Di luar dunia Sino, seluruh Asia juga didominasi oleh megademografi, pembuatan mobilisasi sosial, harapan dan migrasi, budaya politik regresif yang melihat ke dalam (sering tidak memiliki perspektif dan kontribusi pandangan dunia), kekuatan nuklir yang tidak aman, dan sejarah perilaku dan arsitektur internasional yang agak hierarkis daripada kebijakan luar negeri aktif multi-vektor yang dinamis (kereta musik alih-alih multilateralisme).

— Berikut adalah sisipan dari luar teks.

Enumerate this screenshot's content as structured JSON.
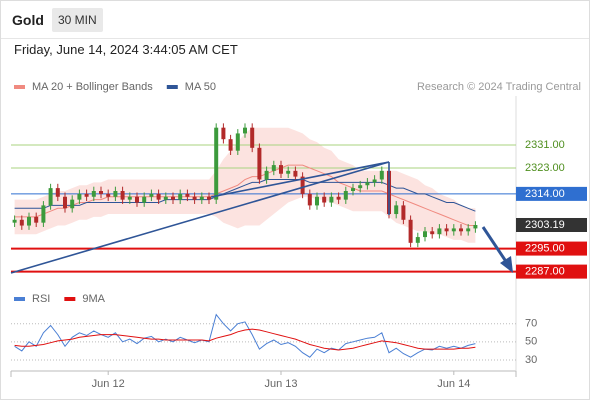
{
  "header": {
    "symbol": "Gold",
    "interval": "30 MIN",
    "datetime": "Friday, June 14, 2024 3:44:05 AM CET"
  },
  "chart_data": [
    {
      "type": "candlestick",
      "credit": "Research © 2024 Trading Central",
      "up_color": "#3c9a3c",
      "down_color": "#b22a2a",
      "ylim": [
        2282,
        2348
      ],
      "open": [
        2304,
        2305,
        2303,
        2306,
        2304,
        2310,
        2316,
        2313,
        2309,
        2312,
        2314,
        2313,
        2315,
        2314,
        2313,
        2315,
        2312,
        2313,
        2311,
        2313,
        2314,
        2312,
        2313,
        2312,
        2314,
        2313,
        2312,
        2313,
        2312,
        2337,
        2333,
        2329,
        2335,
        2337,
        2330,
        2319,
        2322,
        2324,
        2321,
        2322,
        2320,
        2314,
        2310,
        2313,
        2311,
        2313,
        2312,
        2315,
        2316,
        2317,
        2318,
        2319,
        2322,
        2307,
        2310,
        2305,
        2297,
        2299,
        2301,
        2300,
        2302,
        2301,
        2302,
        2301,
        2302
      ],
      "high": [
        2306.5,
        2306.5,
        2307.5,
        2307.5,
        2311.5,
        2317.5,
        2317.5,
        2314.5,
        2313.5,
        2315.5,
        2315.5,
        2316.5,
        2316.5,
        2315.5,
        2316.5,
        2316.5,
        2314.5,
        2314.5,
        2314.5,
        2315.5,
        2315.5,
        2314.5,
        2314.5,
        2315.5,
        2315.5,
        2314.5,
        2314.5,
        2314.5,
        2338.5,
        2338.5,
        2334.5,
        2336.5,
        2338.5,
        2338.5,
        2331.5,
        2323.5,
        2325.5,
        2325.5,
        2323.5,
        2323.5,
        2321.5,
        2315.5,
        2314.5,
        2314.5,
        2314.5,
        2314.5,
        2316.5,
        2317.5,
        2318.5,
        2319.5,
        2320.5,
        2323.5,
        2323.5,
        2311.5,
        2311.5,
        2306.5,
        2300.5,
        2302.5,
        2302.5,
        2303.5,
        2303.5,
        2303.5,
        2303.5,
        2303.5,
        2304.5
      ],
      "low": [
        2302.5,
        2301.5,
        2301.5,
        2302.5,
        2302.5,
        2308.5,
        2311.5,
        2307.5,
        2307.5,
        2310.5,
        2311.5,
        2311.5,
        2312.5,
        2311.5,
        2311.5,
        2310.5,
        2310.5,
        2309.5,
        2309.5,
        2311.5,
        2310.5,
        2310.5,
        2310.5,
        2310.5,
        2311.5,
        2310.5,
        2310.5,
        2310.5,
        2310.5,
        2331.5,
        2327.5,
        2327.5,
        2333.5,
        2328.5,
        2317.5,
        2317.5,
        2320.5,
        2319.5,
        2319.5,
        2318.5,
        2312.5,
        2308.5,
        2308.5,
        2309.5,
        2309.5,
        2310.5,
        2310.5,
        2313.5,
        2314.5,
        2315.5,
        2316.5,
        2317.5,
        2305.5,
        2305.5,
        2303.5,
        2295.5,
        2295.5,
        2297.5,
        2298.5,
        2298.5,
        2299.5,
        2299.5,
        2299.5,
        2299.5,
        2300.5
      ],
      "close": [
        2305,
        2303,
        2306,
        2304,
        2310,
        2316,
        2313,
        2309,
        2312,
        2314,
        2313,
        2315,
        2314,
        2313,
        2315,
        2312,
        2313,
        2311,
        2313,
        2314,
        2312,
        2313,
        2312,
        2314,
        2313,
        2312,
        2313,
        2312,
        2337,
        2333,
        2329,
        2335,
        2337,
        2330,
        2319,
        2322,
        2324,
        2321,
        2322,
        2320,
        2314,
        2310,
        2313,
        2311,
        2313,
        2312,
        2315,
        2316,
        2317,
        2318,
        2319,
        2322,
        2307,
        2310,
        2305,
        2297,
        2299,
        2301,
        2300,
        2302,
        2301,
        2302,
        2301,
        2302,
        2303.19
      ],
      "series": [
        {
          "name": "MA 20 + Bollinger Bands",
          "color": "#f08a80",
          "band_color": "#fbd9d6",
          "values": [
            2306,
            2306,
            2306,
            2306,
            2307,
            2308,
            2309,
            2309,
            2310,
            2311,
            2311,
            2312,
            2312,
            2313,
            2313,
            2313,
            2313,
            2313,
            2313,
            2313,
            2313,
            2313,
            2313,
            2313,
            2313,
            2313,
            2313,
            2313,
            2314,
            2315,
            2316,
            2317,
            2319,
            2320,
            2320,
            2321,
            2322,
            2323,
            2324,
            2324,
            2324,
            2323,
            2322,
            2321,
            2320,
            2318,
            2317,
            2316,
            2315,
            2315,
            2315,
            2315,
            2314,
            2313,
            2312,
            2311,
            2310,
            2309,
            2308,
            2307,
            2306,
            2305,
            2304,
            2303,
            2303
          ],
          "upper": [
            2312,
            2312,
            2312,
            2312,
            2313,
            2314,
            2315,
            2315,
            2316,
            2317,
            2317,
            2318,
            2318,
            2319,
            2319,
            2319,
            2319,
            2319,
            2319,
            2319,
            2319,
            2319,
            2319,
            2319,
            2319,
            2319,
            2319,
            2319,
            2322,
            2326,
            2329,
            2332,
            2335,
            2337,
            2337,
            2337,
            2337,
            2337,
            2337,
            2336,
            2335,
            2333,
            2332,
            2330,
            2329,
            2326,
            2325,
            2324,
            2322,
            2322,
            2322,
            2322,
            2322,
            2322,
            2321,
            2320,
            2319,
            2317,
            2316,
            2314,
            2313,
            2312,
            2310,
            2309,
            2309
          ],
          "lower": [
            2300,
            2300,
            2300,
            2300,
            2301,
            2302,
            2303,
            2303,
            2304,
            2305,
            2305,
            2306,
            2306,
            2307,
            2307,
            2307,
            2307,
            2307,
            2307,
            2307,
            2307,
            2307,
            2307,
            2307,
            2307,
            2307,
            2307,
            2307,
            2306,
            2304,
            2303,
            2302,
            2303,
            2303,
            2303,
            2305,
            2307,
            2309,
            2311,
            2312,
            2313,
            2313,
            2312,
            2312,
            2311,
            2310,
            2309,
            2308,
            2308,
            2308,
            2308,
            2308,
            2306,
            2304,
            2303,
            2302,
            2301,
            2301,
            2300,
            2300,
            2299,
            2298,
            2298,
            2297,
            2297
          ]
        },
        {
          "name": "MA 50",
          "color": "#2f5597",
          "values": [
            2309,
            2309,
            2309,
            2309,
            2309,
            2310,
            2310,
            2310,
            2310,
            2310,
            2311,
            2311,
            2311,
            2311,
            2311,
            2311,
            2311,
            2311,
            2311,
            2311,
            2311,
            2312,
            2312,
            2312,
            2312,
            2312,
            2312,
            2312,
            2313,
            2314,
            2315,
            2316,
            2317,
            2318,
            2318,
            2319,
            2319,
            2319,
            2319,
            2319,
            2319,
            2318,
            2318,
            2318,
            2318,
            2318,
            2318,
            2318,
            2318,
            2318,
            2318,
            2318,
            2317,
            2316,
            2316,
            2315,
            2314,
            2314,
            2313,
            2312,
            2311,
            2311,
            2310,
            2309,
            2308
          ]
        }
      ],
      "levels": [
        {
          "value": 2331,
          "label": "2331.00",
          "color": "#a8d37f",
          "text_color": "#4f8f1f",
          "boxed": false
        },
        {
          "value": 2323,
          "label": "2323.00",
          "color": "#a8d37f",
          "text_color": "#4f8f1f",
          "boxed": false
        },
        {
          "value": 2314,
          "label": "2314.00",
          "color": "#2f6fd0",
          "text_color": "#ffffff",
          "boxed": true
        },
        {
          "value": 2295,
          "label": "2295.00",
          "color": "#e01010",
          "text_color": "#ffffff",
          "boxed": true
        },
        {
          "value": 2287,
          "label": "2287.00",
          "color": "#e01010",
          "text_color": "#ffffff",
          "boxed": true
        }
      ]
    },
    {
      "type": "line",
      "categories": [
        null,
        null,
        null,
        null,
        null,
        null,
        null,
        null,
        null,
        null,
        null,
        null,
        null,
        "Jun 12",
        null,
        null,
        null,
        null,
        null,
        null,
        null,
        null,
        null,
        null,
        null,
        null,
        null,
        null,
        null,
        null,
        null,
        null,
        null,
        null,
        null,
        null,
        null,
        "Jun 13",
        null,
        null,
        null,
        null,
        null,
        null,
        null,
        null,
        null,
        null,
        null,
        null,
        null,
        null,
        null,
        null,
        null,
        null,
        null,
        null,
        null,
        null,
        null,
        "Jun 14",
        null,
        null,
        null
      ],
      "ylim": [
        20,
        84
      ],
      "yticks": [
        30,
        50,
        70
      ],
      "grid": true,
      "series": [
        {
          "name": "RSI",
          "color": "#4a7fd4",
          "values": [
            45,
            40,
            50,
            45,
            60,
            68,
            58,
            45,
            55,
            60,
            57,
            62,
            58,
            55,
            60,
            50,
            53,
            48,
            54,
            56,
            50,
            53,
            50,
            55,
            52,
            49,
            52,
            50,
            80,
            70,
            62,
            70,
            72,
            58,
            42,
            48,
            52,
            47,
            49,
            45,
            38,
            33,
            42,
            38,
            43,
            41,
            48,
            50,
            52,
            54,
            55,
            60,
            38,
            43,
            37,
            33,
            38,
            42,
            41,
            45,
            43,
            45,
            43,
            46,
            48
          ]
        },
        {
          "name": "9MA",
          "color": "#e01010",
          "values": [
            46,
            45,
            45,
            46,
            47,
            49,
            51,
            52,
            53,
            55,
            56,
            57,
            58,
            58,
            58,
            57,
            56,
            55,
            54,
            53,
            53,
            52,
            52,
            52,
            52,
            52,
            52,
            51,
            54,
            56,
            58,
            61,
            63,
            64,
            63,
            61,
            59,
            57,
            55,
            53,
            50,
            47,
            45,
            43,
            42,
            41,
            42,
            43,
            45,
            47,
            49,
            51,
            50,
            49,
            47,
            45,
            43,
            42,
            42,
            42,
            42,
            42,
            43,
            43,
            44
          ]
        }
      ]
    }
  ]
}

Semua ini mengharuskan Asia Tenggara untuk meninjau kembali dasar-dasar dan memuat kembali ASEAN, tetapi bahkan lebih untuk memikirkan kembali dan menghidupkan kembali yang terbaik dari Gerakan Non-Blok (GNB) yang menyelamatkan dunia dari masa lalu yang tidak bertanggung jawab dan friksi dari dua blok yang dihadapi yang saling bersaing di seluruh dunia selama beberapa dekade.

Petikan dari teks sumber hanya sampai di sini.